Making the Environment Everyone's Concern

Everyone needs to get involved if we are to have a chance at altering our environmentally destructive trajectory. At present, environmentalism is largely the domain of a minority of elites. While there are numerous exceptions, environmentalists tend to be better educated and more affluent than the general population. While the support and leadership of these elites is entirely laudable, we will never see the degree of changes we need to see as long as environmentalism remains a minority concern.

Environmentalism is an attempt to balance relations between humans and the various natural systems on which they depend.

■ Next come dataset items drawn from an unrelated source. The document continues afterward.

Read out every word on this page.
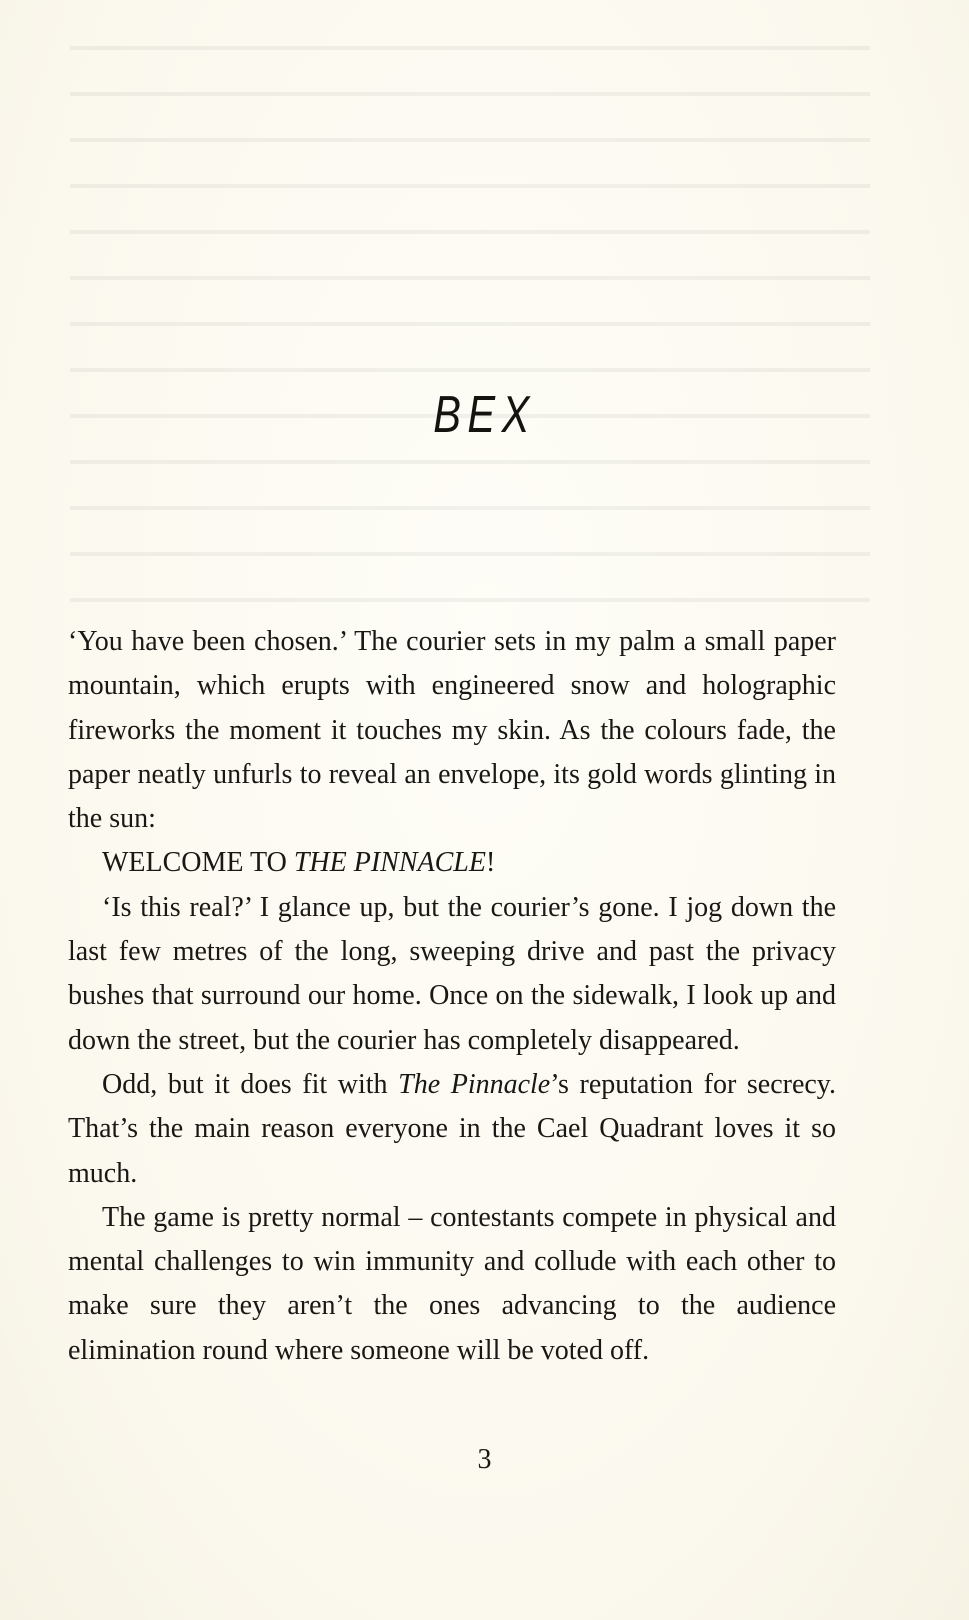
BEX

‘You have been chosen.’ The courier sets in my palm a small paper mountain, which erupts with engineered snow and holographic fireworks the moment it touches my skin. As the colours fade, the paper neatly unfurls to reveal an envelope, its gold words glinting in the sun:

WELCOME TO THE PINNACLE!

‘Is this real?’ I glance up, but the courier’s gone. I jog down the last few metres of the long, sweeping drive and past the privacy bushes that surround our home. Once on the sidewalk, I look up and down the street, but the courier has completely disappeared.

Odd, but it does fit with The Pinnacle’s reputation for secrecy. That’s the main reason everyone in the Cael Quadrant loves it so much.

The game is pretty normal – contestants compete in physical and mental challenges to win immunity and collude with each other to make sure they aren’t the ones advancing to the audience elimination round where someone will be voted off.

3
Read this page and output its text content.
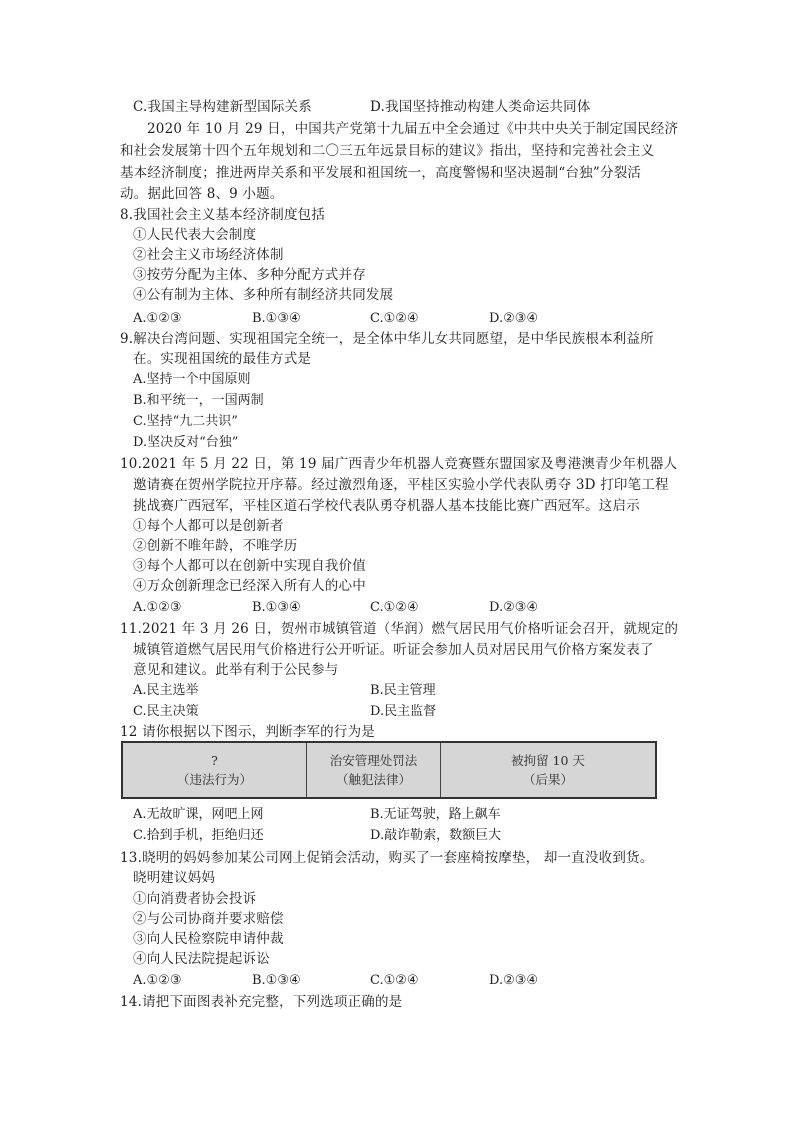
C.我国主导构建新型国际关系	D.我国坚持推动构建人类命运共同体
2020 年 10 月 29 日，中国共产党第十九届五中全会通过《中共中央关于制定国民经济
和社会发展第十四个五年规划和二〇三五年远景目标的建议》指出，坚持和完善社会主义
基本经济制度；推进两岸关系和平发展和祖国统一，高度警惕和坚决遏制“台独”分裂活
动。据此回答 8、9 小题。
8.我国社会主义基本经济制度包括
①人民代表大会制度
②社会主义市场经济体制
③按劳分配为主体、多种分配方式并存
④公有制为主体、多种所有制经济共同发展
A.①②③	B.①③④	C.①②④	D.②③④
9.解决台湾问题、实现祖国完全统一，是全体中华儿女共同愿望，是中华民族根本利益所
在。实现祖国统的最佳方式是
A.坚持一个中国原则
B.和平统一，一国两制
C.坚持“九二共识”
D.坚决反对“台独”
10.2021 年 5 月 22 日，第 19 届广西青少年机器人竞赛暨东盟国家及粤港澳青少年机器人
邀请赛在贺州学院拉开序幕。经过激烈角逐，平桂区实验小学代表队勇夺 3D 打印笔工程
挑战赛广西冠军，平桂区道石学校代表队勇夺机器人基本技能比赛广西冠军。这启示
①每个人都可以是创新者
②创新不唯年龄，不唯学历
③每个人都可以在创新中实现自我价值
④万众创新理念已经深入所有人的心中
A.①②③	B.①③④	C.①②④	D.②③④
11.2021 年 3 月 26 日，贺州市城镇管道（华润）燃气居民用气价格听证会召开，就规定的
城镇管道燃气居民用气价格进行公开听证。听证会参加人员对居民用气价格方案发表了
意见和建议。此举有利于公民参与
A.民主选举	B.民主管理
C.民主决策	D.民主监督
12 请你根据以下图示，判断李军的行为是
?
（违法行为）

治安管理处罚法
（触犯法律）

被拘留 10 天
（后果）
A.无故旷课，网吧上网	B.无证驾驶，路上飙车
C.拾到手机，拒绝归还	D.敲诈勒索，数额巨大
13.晓明的妈妈参加某公司网上促销会活动，购买了一套座椅按摩垫， 却一直没收到货。
晓明建议妈妈
①向消费者协会投诉
②与公司协商并要求赔偿
③向人民检察院申请仲裁
④向人民法院提起诉讼
A.①②③	B.①③④	C.①②④	D.②③④
14.请把下面图表补充完整，下列选项正确的是
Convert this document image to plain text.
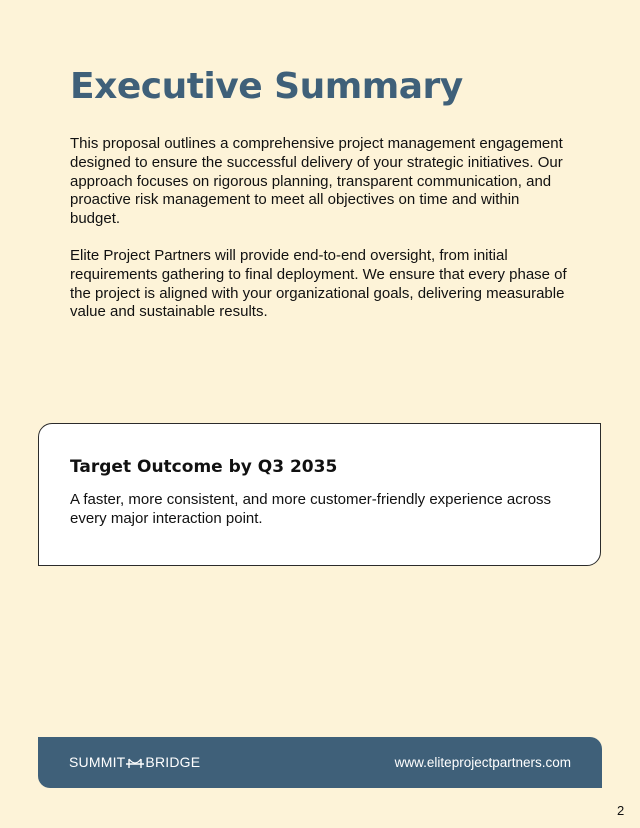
Executive Summary

This proposal outlines a comprehensive project management engagement designed to ensure the successful delivery of your strategic initiatives. Our approach focuses on rigorous planning, transparent communication, and proactive risk management to meet all objectives on time and within budget.

Elite Project Partners will provide end-to-end oversight, from initial requirements gathering to final deployment. We ensure that every phase of the project is aligned with your organizational goals, delivering measurable value and sustainable results.

Target Outcome by Q3 2035

A faster, more consistent, and more customer-friendly experience across every major interaction point.

SUMMIT BRIDGE	www.eliteprojectpartners.com
2
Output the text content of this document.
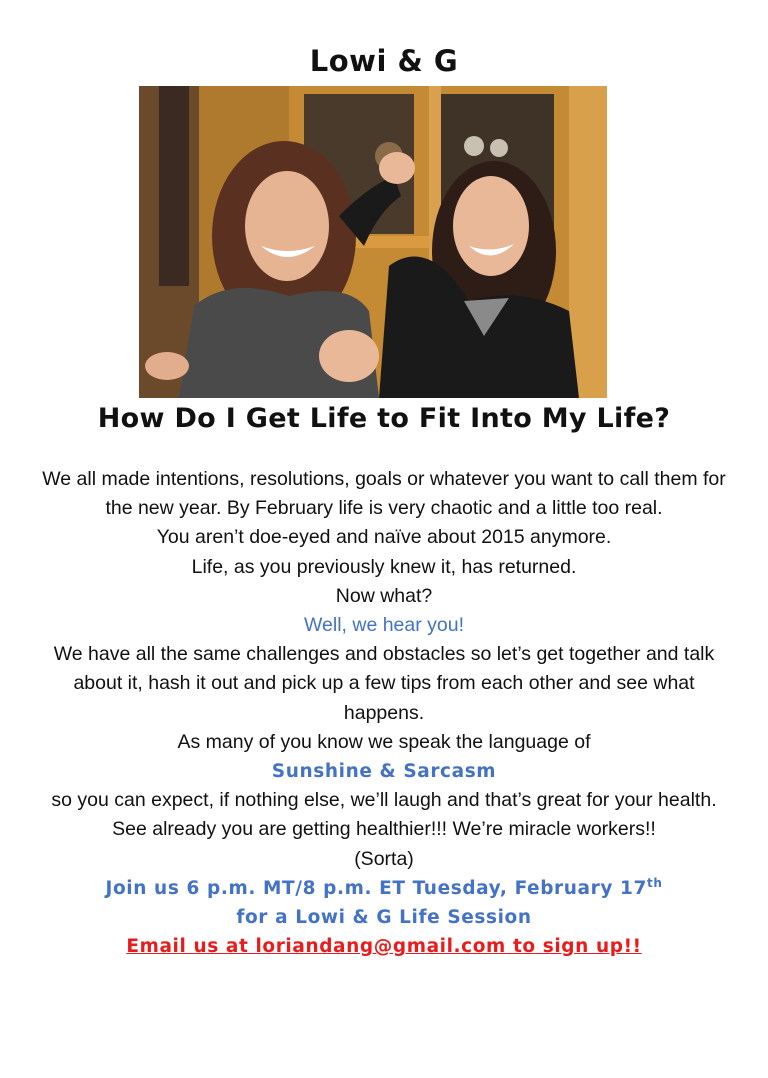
Lowi & G
How Do I Get Life to Fit Into My Life?

We all made intentions, resolutions, goals or whatever you want to call them for the new year. By February life is very chaotic and a little too real.

You aren’t doe-eyed and naïve about 2015 anymore.

Life, as you previously knew it, has returned.

Now what?

Well, we hear you!

We have all the same challenges and obstacles so let’s get together and talk about it, hash it out and pick up a few tips from each other and see what happens.

As many of you know we speak the language of

Sunshine & Sarcasm

so you can expect, if nothing else, we’ll laugh and that’s great for your health.

See already you are getting healthier!!! We’re miracle workers!!

(Sorta)

Join us 6 p.m. MT/8 p.m. ET Tuesday, February 17th

for a Lowi & G Life Session

Email us at loriandang@gmail.com to sign up!!
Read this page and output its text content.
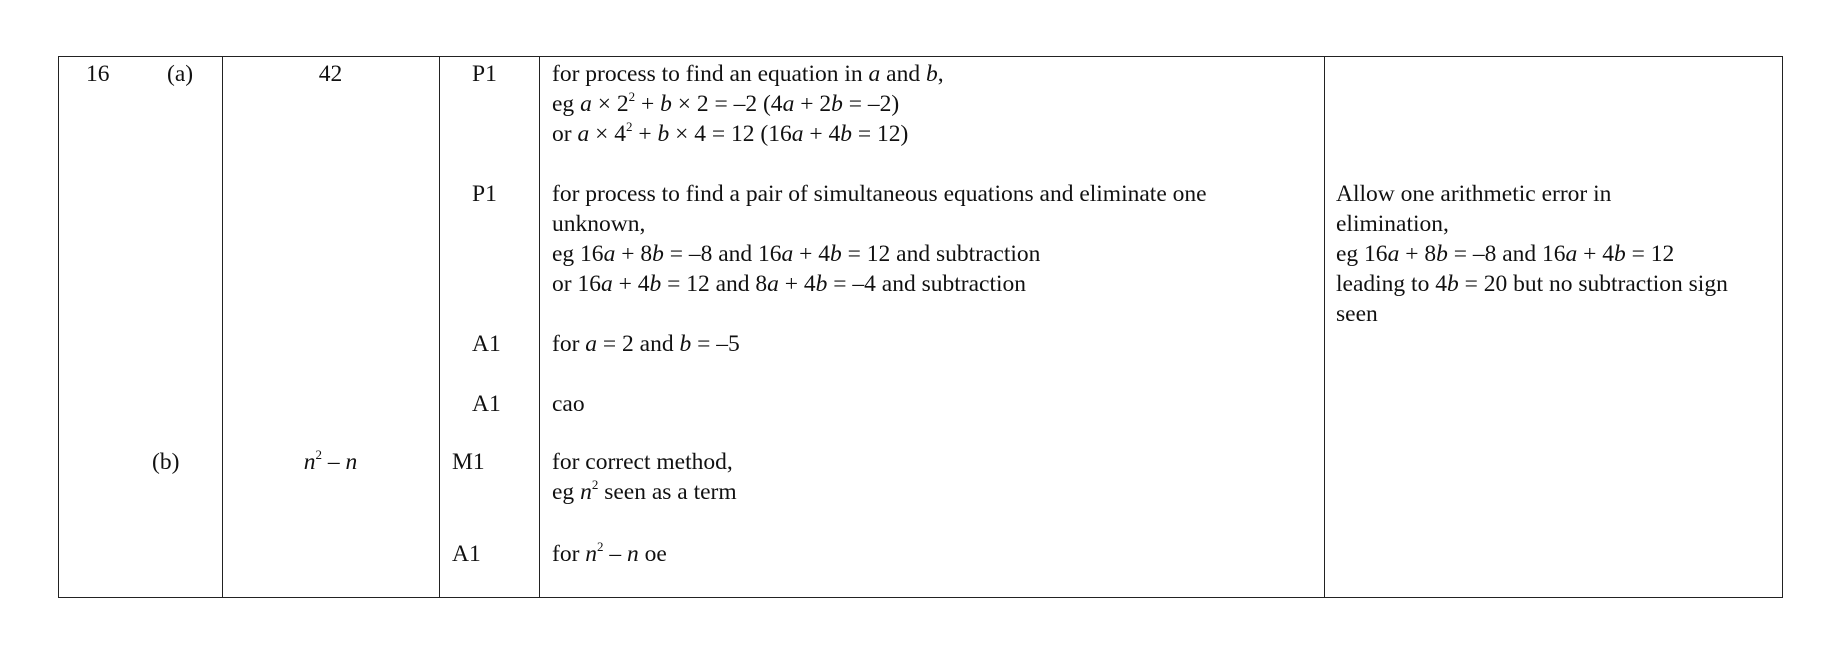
16 (a)
(b)
42
$n^2$ – n
P1
P1
A1
A1
M1
A1
for process to find an equation in a and b,
eg $a \times 2^2 + b \times 2 = -2$ (4a + 2b = –2)
or $a \times 4^2 + b \times 4 = 12$ (16a + 4b = 12)
for process to find a pair of simultaneous equations and eliminate one
unknown,
eg 16a + 8b = –8 and 16a + 4b = 12 and subtraction
or 16a + 4b = 12 and 8a + 4b = –4 and subtraction
for a = 2 and b = –5
cao
for correct method,
eg $n^2$ seen as a term
for $n^2$ – n oe
Allow one arithmetic error in
elimination,
eg 16a + 8b = –8 and 16a + 4b = 12
leading to 4b = 20 but no subtraction sign
seen
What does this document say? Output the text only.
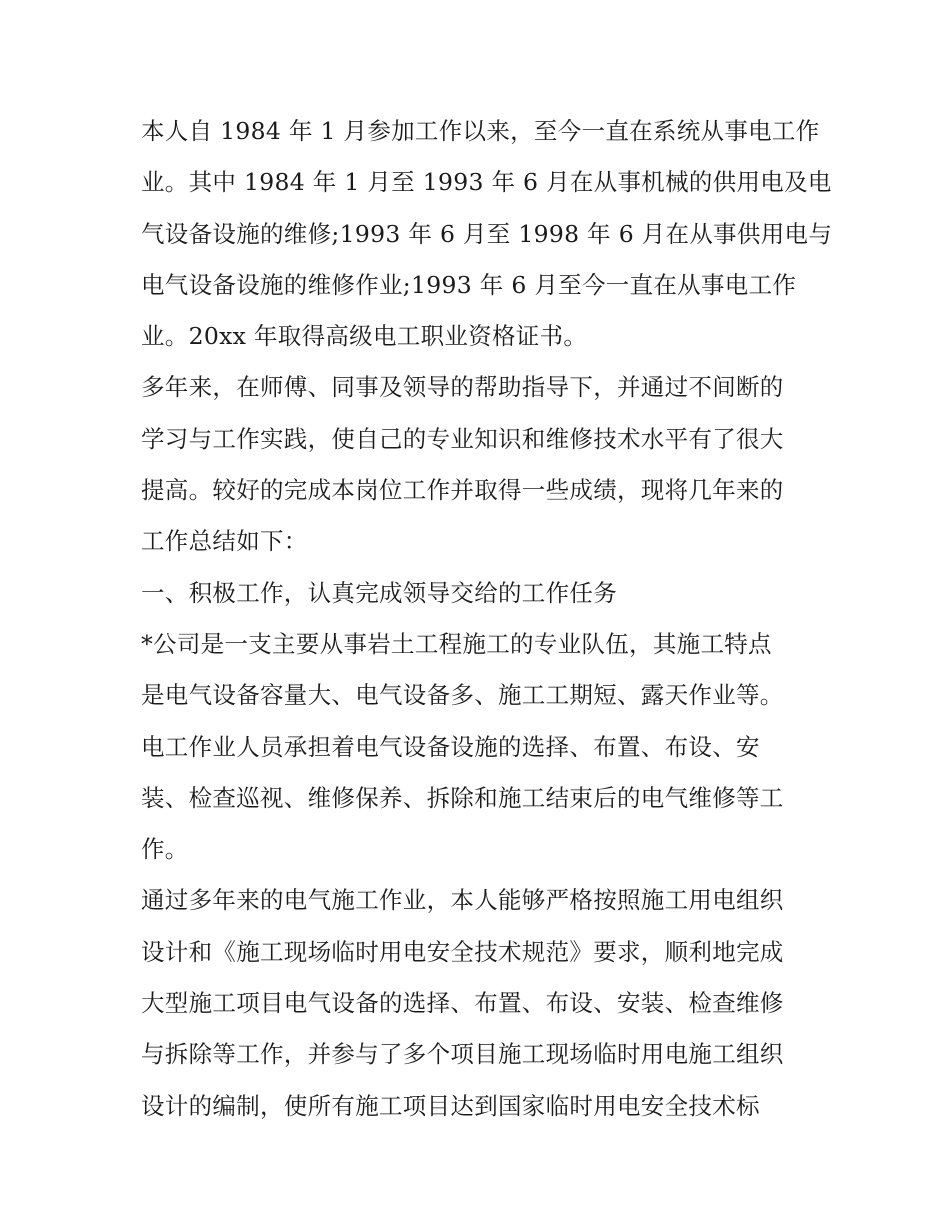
本人自 1984 年 1 月参加工作以来，至今一直在系统从事电工作
业。其中 1984 年 1 月至 1993 年 6 月在从事机械的供用电及电
气设备设施的维修;1993 年 6 月至 1998 年 6 月在从事供用电与
电气设备设施的维修作业;1993 年 6 月至今一直在从事电工作
业。20xx 年取得高级电工职业资格证书。
多年来，在师傅、同事及领导的帮助指导下，并通过不间断的
学习与工作实践，使自己的专业知识和维修技术水平有了很大
提高。较好的完成本岗位工作并取得一些成绩，现将几年来的
工作总结如下：
一、积极工作，认真完成领导交给的工作任务
*公司是一支主要从事岩土工程施工的专业队伍，其施工特点
是电气设备容量大、电气设备多、施工工期短、露天作业等。
电工作业人员承担着电气设备设施的选择、布置、布设、安
装、检查巡视、维修保养、拆除和施工结束后的电气维修等工
作。
通过多年来的电气施工作业，本人能够严格按照施工用电组织
设计和《施工现场临时用电安全技术规范》要求，顺利地完成
大型施工项目电气设备的选择、布置、布设、安装、检查维修
与拆除等工作，并参与了多个项目施工现场临时用电施工组织
设计的编制，使所有施工项目达到国家临时用电安全技术标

Environmental concerns have recurred in diverse forms, in different parts of the world, throughout history. For example in 1272, King Edward of England issued a proclamation which banned the burning of sea-coal after its smoke had become a problem in London. However, this early effort to clean the air in the UK did not protect the country from the industrial revolution and rampant air pollution.

More recently we have seen some contemporary governments, businesses and NGOs assume leadership roles in defense of the environment. These efforts have been invaluable, but on their own they have not turned the tide. This may be because action which emanates from above is rarely as deep or enduring as actions which reflect embedded values.

A review of human history reveals that we once abided by ecological values that were sewn into the fabric of our daily lives. Traditional hunter and gatherer societies lived close to the land and were of necessity ecologically minded. While there is no way of going back to an earlier time in human history, we can learn something from "primitive" societies.

The hierarchical structures of the modern world as well as the rise of immense cities are two factors which have helped to insolate us from nature and undermined our interest in environmental stewardship.

If the general population does not value nature or understand the impacts of human habitation we cannot be expected to collectively address the environmental threats we face.. Likewise if we leave environmental action to governments, business, NGOs and other elites we will not make the necessary changes on the required scale.

To make the environment everyone's concern, we must cultivate an understanding of our personal relationship to nature, not as as abstract theory but as an aspect of our experience. Most importantly we need to inculcate environmental concerns into our popular ethics and morality.